A quant developer I know at a major trading firm told me they reduced an entire market analysis library by thousands of lines while improving performance after adopting these patterns.

Systems Programming

Even in systems programming, these idioms can shine:

// Process incoming network packets efficiently
auto packets = receive_packets();
auto parsed_results = packets
    | std::views::filter([](const Packet& p) { return p.checksum_valid(); })
    | std::views::transform([](const Packet& p) { return parse_packet(p); })
    | std::views::filter([](const ParseResult& r) { return r.success; })
    | std::ranges::to<std::vector>();

A colleague working on a high-frequency trading system reported that refactoring their packet processing pipeline to use these idioms not only made the code more maintainable but also revealed several data dependencies that were limiting parallelism.

Compiler Support and Portability

As with any newer standard features, compiler support varies:

Here’s a compatibility table for key features:

FeatureGCC (13+)Clang (16+)MSVC (17.5+)
Basic Ranges
std::ranges::to
std::views::zip
std::views::adjacent⚠️ Partial
fold_left/fold_right⚠️ Partial⚠️ Partial

📌 Note: Always check the latest compiler documentation for up-to-date support information.

I’ve found that sticking to a subset of well-supported features and using feature test macros helps maintain portability:

#include <version>

#ifdef __cpp_lib_ranges_zip
// Use zip view
#else
// Use alternative implementation
#endif

Gotchas and Caveats

While these idioms are powerful, there are several pitfalls to watch out for:

1. View Lifetime Issues

Views don’t own their data, which can lead to dangling references:

// DANGEROUS: View refers to temporary data
auto dangerous = std::views::transform(
    std::vector<int>{1, 2, 3}, // Temporary vector
    [](int n) { return n * 2; }
);
// Using 'dangerous' here is undefined behavior

2. Eager vs.

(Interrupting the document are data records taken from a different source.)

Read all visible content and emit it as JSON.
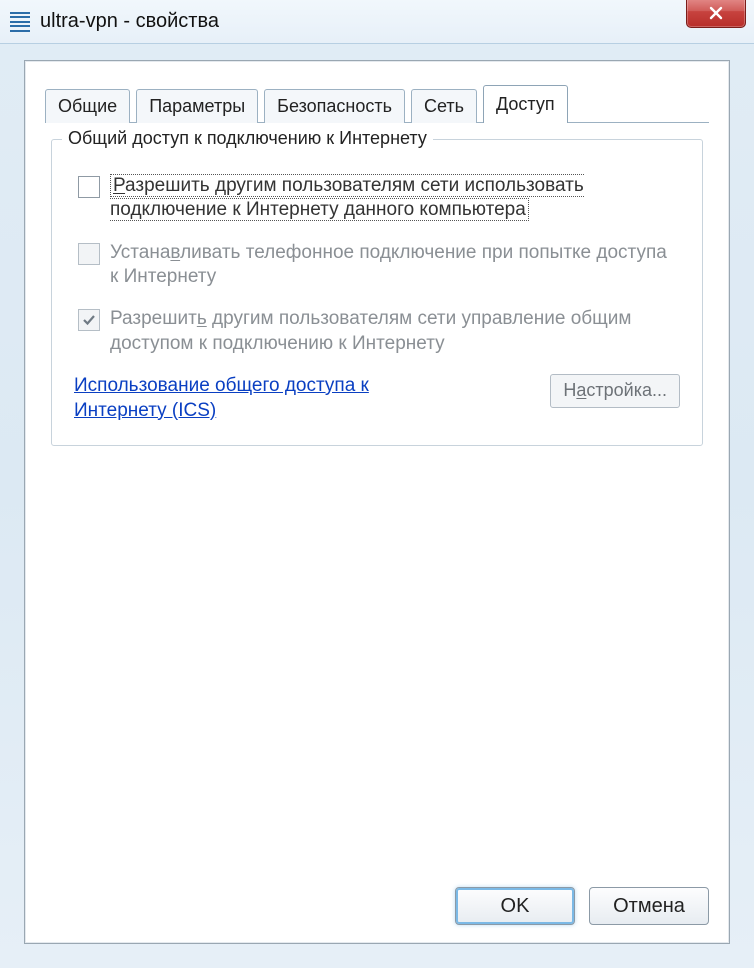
{
  "window": {
    "title": "ultra-vpn - свойства"
  },
  "tabs": [
    {
      "label": "Общие",
      "active": false
    },
    {
      "label": "Параметры",
      "active": false
    },
    {
      "label": "Безопасность",
      "active": false
    },
    {
      "label": "Сеть",
      "active": false
    },
    {
      "label": "Доступ",
      "active": true
    }
  ],
  "group": {
    "legend": "Общий доступ к подключению к Интернету",
    "opt1": {
      "pre": "",
      "accel": "Р",
      "post": "азрешить другим пользователям сети использовать подключение к Интернету данного компьютера",
      "checked": false,
      "disabled": false,
      "focused": true
    },
    "opt2": {
      "pre": "Устана",
      "accel": "в",
      "post": "ливать телефонное подключение при попытке доступа к Интернету",
      "checked": false,
      "disabled": true
    },
    "opt3": {
      "pre": "Разрешит",
      "accel": "ь",
      "post": " другим пользователям сети управление общим доступом к подключению к Интернету",
      "checked": true,
      "disabled": true
    },
    "link": "Использование общего доступа к Интернету (ICS)",
    "settings_btn": {
      "pre": "Н",
      "accel": "а",
      "post": "стройка..."
    }
  },
  "buttons": {
    "ok": "OK",
    "cancel": "Отмена"
  }
}
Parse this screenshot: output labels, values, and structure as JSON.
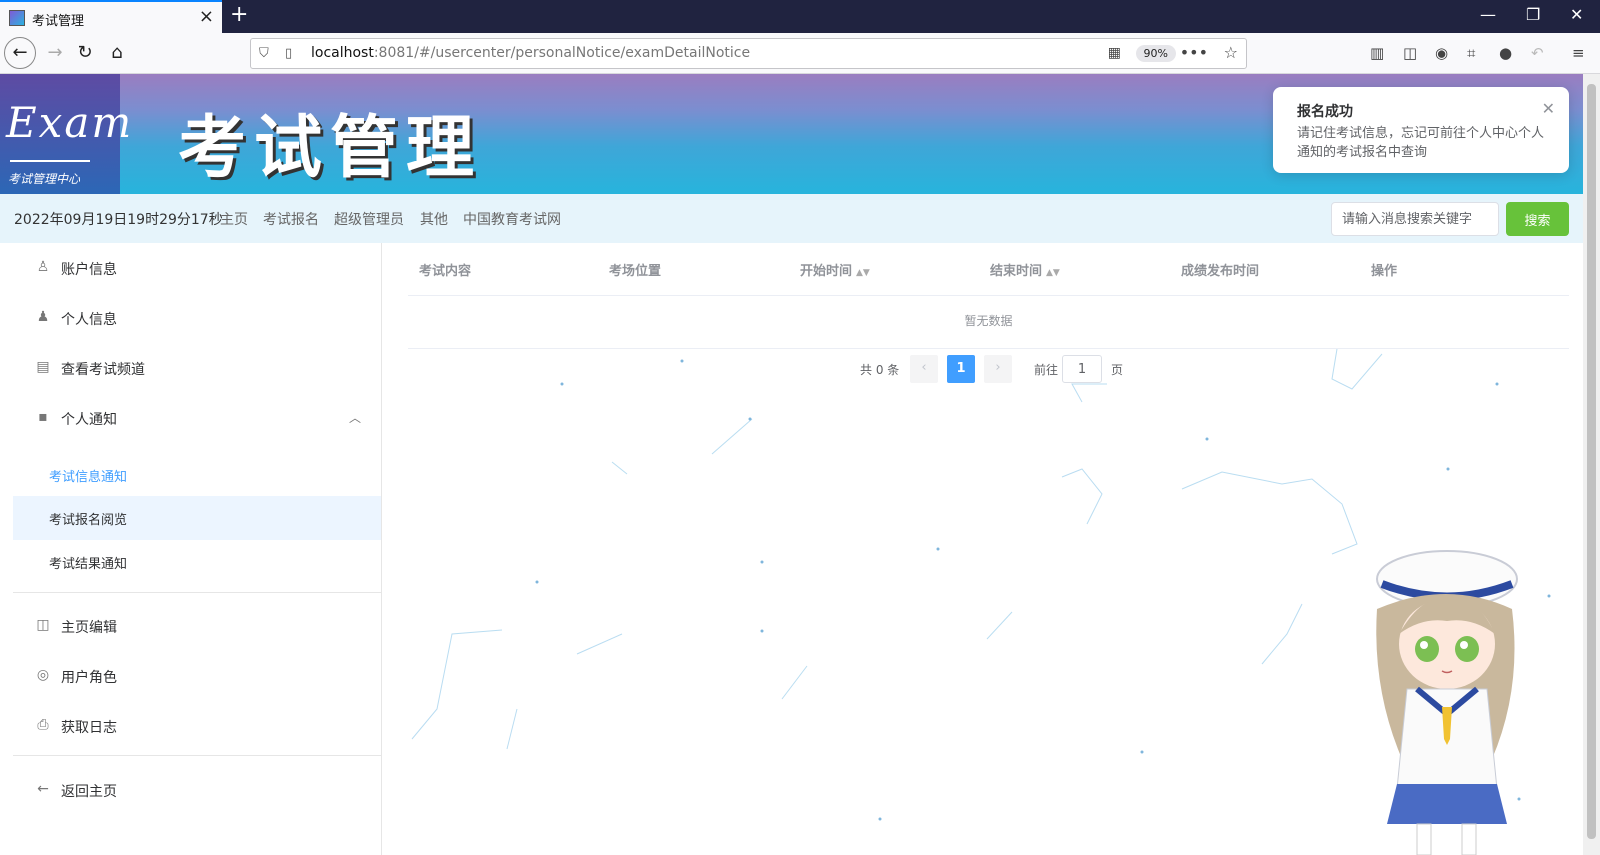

Lazy Evaluation

Views are lazily evaluated, which can be surprising:

std::vector<int> nums = {1, 2, 3, 4, 5};
auto view = nums | std::views::transform([](int n) {
    std::cout << "Processing " << n << "\n";
    return n * 2;
});
// Nothing printed yet - no evaluation has occurred!

// Only when we iterate the view does the transformation happen
for (int x : view) {
    std::cout << x << " ";
}

3. Projection Complexities

While projections make many tasks easier, they can complicate template error messages:

struct Widget { int id; std::string name; };
std::vector<Widget> widgets;

// This will fail with a possibly cryptic error if name isn't comparable
std::ranges::sort(widgets, {}, &Widget::name);

I once spent a frustrating afternoon diagnosing a complex compiler error that stemmed from a projection that referenced a field with an improperly defined comparison operator.

Conclusion

The C++23 standard algorithms library builds on the foundation laid in C++20 to provide a truly transformative set of idioms for modern C++ development. By mastering these patterns, you can write code that is simultaneously more expressive, safer, and often more performant.

My personal journey with these idioms has led to more maintainable codebases that better express intent and are easier to reason about. While there’s a learning curve, especially when coming from more traditional C++ styles, the payoff in productivity and code quality is substantial.

As a community, we’re still discovering the full potential of these patterns. I encourage you to experiment with them in your own projects and share your findings.